After doing both the tours round the city, I decided to go for a wander down the castle and have a look round. That really reminded me of the internet – full of Africans trying to scam you. Luckily shouting “sorry, ich spreche kein Englisch” seemed to get rid of them.

The cathedral, or Duomo di Milano if you will, was amazing – it was absolutely covered in statues, they were all over the walls and on every spire. Apparently it was quite luckily to see if without any building works on.

Had an interesting conversation on the way out also – trying to speak Italian to a taxi driver when I had never spoken a word of it before was a crazy experience. “Parco Trenno per favore.” “Parco Trenno? You mean Parco Trenno?” I’m 99% certain I pronounced it exactly the same as he did but he insisted it was Parco Trenno, not Parco Trenno.
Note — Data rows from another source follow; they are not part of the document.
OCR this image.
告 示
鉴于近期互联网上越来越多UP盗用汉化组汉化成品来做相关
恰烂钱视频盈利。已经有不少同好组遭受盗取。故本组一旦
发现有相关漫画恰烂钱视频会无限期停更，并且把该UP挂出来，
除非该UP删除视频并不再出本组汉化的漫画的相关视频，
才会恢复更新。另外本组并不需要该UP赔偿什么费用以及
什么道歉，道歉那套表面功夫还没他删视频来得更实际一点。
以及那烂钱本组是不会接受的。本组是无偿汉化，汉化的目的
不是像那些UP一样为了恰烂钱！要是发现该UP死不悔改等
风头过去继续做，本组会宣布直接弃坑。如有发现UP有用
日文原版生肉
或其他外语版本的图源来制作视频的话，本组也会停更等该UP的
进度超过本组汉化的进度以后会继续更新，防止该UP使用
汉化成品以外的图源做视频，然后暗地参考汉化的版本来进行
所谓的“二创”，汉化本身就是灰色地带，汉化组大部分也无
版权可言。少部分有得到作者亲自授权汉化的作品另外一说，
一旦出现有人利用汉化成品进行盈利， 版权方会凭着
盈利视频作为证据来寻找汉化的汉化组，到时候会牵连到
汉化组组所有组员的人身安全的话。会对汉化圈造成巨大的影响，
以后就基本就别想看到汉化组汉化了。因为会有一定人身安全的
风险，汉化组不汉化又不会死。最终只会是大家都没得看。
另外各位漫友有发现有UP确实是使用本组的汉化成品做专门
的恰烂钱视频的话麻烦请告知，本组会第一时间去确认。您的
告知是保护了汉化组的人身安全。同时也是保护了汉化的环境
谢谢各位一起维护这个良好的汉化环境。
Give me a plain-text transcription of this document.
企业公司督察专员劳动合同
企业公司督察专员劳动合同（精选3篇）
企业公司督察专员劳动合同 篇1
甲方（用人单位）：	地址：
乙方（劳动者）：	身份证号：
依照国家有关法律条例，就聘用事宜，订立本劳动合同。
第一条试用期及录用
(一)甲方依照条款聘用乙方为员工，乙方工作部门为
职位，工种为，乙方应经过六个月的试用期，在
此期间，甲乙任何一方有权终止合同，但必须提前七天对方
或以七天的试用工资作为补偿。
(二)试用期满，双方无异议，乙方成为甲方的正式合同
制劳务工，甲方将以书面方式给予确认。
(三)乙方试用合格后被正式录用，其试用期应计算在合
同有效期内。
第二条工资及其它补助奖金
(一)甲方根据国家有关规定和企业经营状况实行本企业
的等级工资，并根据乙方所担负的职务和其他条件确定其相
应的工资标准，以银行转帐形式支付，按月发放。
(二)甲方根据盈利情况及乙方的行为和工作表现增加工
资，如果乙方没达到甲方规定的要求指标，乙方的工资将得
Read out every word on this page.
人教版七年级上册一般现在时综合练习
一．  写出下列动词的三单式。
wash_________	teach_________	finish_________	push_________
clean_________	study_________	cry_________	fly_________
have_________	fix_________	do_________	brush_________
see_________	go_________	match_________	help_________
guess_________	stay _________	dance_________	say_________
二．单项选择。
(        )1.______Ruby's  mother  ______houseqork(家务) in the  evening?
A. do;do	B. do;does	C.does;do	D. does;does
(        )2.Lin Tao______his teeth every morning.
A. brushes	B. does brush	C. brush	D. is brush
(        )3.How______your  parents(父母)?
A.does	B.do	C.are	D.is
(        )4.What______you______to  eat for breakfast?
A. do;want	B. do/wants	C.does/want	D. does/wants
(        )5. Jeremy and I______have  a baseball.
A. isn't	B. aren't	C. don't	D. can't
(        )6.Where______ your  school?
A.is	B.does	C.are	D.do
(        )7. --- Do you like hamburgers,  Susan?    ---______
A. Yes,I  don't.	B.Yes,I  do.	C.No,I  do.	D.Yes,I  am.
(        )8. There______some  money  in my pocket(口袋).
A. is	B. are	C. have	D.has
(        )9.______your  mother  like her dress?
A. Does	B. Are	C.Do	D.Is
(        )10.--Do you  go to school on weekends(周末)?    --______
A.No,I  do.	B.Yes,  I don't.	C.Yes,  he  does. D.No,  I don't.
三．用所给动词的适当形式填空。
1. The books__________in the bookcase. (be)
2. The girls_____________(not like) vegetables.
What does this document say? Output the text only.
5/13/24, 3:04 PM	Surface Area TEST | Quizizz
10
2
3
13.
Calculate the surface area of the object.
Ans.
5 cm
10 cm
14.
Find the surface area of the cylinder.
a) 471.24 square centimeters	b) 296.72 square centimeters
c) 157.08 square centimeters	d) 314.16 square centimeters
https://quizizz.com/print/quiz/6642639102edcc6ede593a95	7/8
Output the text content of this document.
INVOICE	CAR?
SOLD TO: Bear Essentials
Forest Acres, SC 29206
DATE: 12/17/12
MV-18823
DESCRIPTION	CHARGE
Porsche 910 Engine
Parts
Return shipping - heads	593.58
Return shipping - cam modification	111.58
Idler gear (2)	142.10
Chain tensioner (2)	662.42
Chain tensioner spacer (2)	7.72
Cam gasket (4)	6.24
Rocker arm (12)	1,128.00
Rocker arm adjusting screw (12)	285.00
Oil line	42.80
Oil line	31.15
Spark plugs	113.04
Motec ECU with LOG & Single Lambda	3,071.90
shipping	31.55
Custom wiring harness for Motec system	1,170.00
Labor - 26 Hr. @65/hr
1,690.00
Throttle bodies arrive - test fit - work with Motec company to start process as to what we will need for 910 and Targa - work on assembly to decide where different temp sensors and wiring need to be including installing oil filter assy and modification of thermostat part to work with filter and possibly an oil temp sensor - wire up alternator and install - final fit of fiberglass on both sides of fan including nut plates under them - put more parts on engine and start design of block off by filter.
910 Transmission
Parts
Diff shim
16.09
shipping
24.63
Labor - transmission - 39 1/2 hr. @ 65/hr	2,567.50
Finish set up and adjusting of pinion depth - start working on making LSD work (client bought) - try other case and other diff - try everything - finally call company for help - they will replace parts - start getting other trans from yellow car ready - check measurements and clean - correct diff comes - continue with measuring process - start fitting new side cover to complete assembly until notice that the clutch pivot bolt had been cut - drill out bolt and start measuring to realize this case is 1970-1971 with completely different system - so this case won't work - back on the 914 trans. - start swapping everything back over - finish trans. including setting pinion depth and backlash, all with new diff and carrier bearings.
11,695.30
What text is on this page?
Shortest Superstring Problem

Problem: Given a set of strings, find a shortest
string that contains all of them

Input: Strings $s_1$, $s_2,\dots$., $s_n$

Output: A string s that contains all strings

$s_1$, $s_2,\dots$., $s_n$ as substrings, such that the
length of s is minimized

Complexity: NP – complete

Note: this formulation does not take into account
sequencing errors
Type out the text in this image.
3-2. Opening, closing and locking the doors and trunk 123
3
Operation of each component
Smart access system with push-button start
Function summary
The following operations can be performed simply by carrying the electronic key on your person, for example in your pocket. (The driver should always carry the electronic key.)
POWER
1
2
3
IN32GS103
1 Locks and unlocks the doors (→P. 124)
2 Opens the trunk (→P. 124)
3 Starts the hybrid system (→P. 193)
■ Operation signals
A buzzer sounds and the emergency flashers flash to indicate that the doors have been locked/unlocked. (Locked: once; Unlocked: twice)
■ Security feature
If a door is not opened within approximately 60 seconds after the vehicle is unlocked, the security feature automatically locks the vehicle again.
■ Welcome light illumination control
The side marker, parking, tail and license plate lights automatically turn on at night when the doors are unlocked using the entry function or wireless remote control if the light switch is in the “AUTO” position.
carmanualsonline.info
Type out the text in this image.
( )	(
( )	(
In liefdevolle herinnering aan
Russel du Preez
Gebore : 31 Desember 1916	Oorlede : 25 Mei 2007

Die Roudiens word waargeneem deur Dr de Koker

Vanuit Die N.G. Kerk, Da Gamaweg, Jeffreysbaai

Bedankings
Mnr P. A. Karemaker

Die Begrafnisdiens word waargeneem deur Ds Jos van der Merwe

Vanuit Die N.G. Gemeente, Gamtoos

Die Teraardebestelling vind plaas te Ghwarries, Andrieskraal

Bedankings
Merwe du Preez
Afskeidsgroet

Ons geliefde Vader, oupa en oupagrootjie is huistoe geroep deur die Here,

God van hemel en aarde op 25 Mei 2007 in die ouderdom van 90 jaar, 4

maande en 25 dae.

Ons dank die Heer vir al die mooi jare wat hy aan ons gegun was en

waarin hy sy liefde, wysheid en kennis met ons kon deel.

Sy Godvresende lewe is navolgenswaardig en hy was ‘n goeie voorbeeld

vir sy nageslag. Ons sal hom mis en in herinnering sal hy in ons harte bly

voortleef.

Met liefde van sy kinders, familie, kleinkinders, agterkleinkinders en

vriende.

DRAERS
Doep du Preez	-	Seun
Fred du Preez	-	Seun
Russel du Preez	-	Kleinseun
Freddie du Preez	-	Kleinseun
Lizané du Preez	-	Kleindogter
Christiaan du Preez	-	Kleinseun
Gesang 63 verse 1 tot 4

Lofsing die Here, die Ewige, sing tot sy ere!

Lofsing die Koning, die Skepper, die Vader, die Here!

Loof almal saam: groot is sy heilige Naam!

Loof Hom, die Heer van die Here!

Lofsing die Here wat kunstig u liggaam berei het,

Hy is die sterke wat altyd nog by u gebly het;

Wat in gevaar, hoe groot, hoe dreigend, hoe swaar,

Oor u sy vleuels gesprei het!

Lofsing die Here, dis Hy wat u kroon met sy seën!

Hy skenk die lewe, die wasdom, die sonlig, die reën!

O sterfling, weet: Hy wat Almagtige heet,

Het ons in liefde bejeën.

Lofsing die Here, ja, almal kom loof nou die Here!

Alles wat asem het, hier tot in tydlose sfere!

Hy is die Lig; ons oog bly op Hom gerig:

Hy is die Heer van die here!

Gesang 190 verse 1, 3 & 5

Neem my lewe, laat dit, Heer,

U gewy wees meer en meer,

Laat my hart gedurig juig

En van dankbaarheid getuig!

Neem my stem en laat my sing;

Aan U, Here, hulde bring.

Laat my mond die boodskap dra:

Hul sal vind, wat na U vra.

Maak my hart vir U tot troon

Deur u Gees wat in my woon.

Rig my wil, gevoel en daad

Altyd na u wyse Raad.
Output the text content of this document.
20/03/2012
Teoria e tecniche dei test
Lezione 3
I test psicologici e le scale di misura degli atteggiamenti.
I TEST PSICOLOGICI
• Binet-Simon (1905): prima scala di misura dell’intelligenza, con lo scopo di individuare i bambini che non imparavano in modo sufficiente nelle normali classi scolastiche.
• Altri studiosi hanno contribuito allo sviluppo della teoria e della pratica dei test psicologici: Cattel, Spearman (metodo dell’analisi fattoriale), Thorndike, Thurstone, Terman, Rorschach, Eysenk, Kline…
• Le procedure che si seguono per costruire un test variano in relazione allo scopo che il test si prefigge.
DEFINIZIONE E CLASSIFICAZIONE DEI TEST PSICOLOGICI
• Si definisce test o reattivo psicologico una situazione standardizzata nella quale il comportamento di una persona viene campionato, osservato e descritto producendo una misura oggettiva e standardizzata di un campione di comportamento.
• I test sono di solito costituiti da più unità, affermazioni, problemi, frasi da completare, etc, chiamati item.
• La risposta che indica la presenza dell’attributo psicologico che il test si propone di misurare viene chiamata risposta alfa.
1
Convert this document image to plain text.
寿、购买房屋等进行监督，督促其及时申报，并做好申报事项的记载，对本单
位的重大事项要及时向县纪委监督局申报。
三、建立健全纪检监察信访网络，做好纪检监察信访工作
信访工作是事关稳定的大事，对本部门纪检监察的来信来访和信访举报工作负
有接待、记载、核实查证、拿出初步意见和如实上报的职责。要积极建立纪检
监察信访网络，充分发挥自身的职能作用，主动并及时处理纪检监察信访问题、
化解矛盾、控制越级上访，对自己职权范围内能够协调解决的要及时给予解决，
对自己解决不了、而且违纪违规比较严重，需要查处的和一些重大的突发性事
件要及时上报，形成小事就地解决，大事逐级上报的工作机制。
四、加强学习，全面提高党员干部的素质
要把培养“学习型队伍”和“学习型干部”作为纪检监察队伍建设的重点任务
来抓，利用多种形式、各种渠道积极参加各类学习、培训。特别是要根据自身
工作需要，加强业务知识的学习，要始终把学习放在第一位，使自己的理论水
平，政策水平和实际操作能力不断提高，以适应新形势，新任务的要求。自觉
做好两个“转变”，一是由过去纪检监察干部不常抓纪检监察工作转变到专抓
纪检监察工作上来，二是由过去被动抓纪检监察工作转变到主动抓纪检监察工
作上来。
He then didn’t believe me that I wanted to go to Parco Trenno so I then had to try and explain that is where I was meeting my friends.

Still, a taxi was a much faster way of getting out of Milan than driving in – using the back streets, using the bus lane as a regular lane and not really caring if you almost wipe out a few people on mopeds make for much speedier driving.

One thing that I really did pick up on in Europe is how much better their public transport is than ours – most have a bus network, a tram system and an underground system as well as proper cycle lanes that aren’t simply a little painted line running in the main road.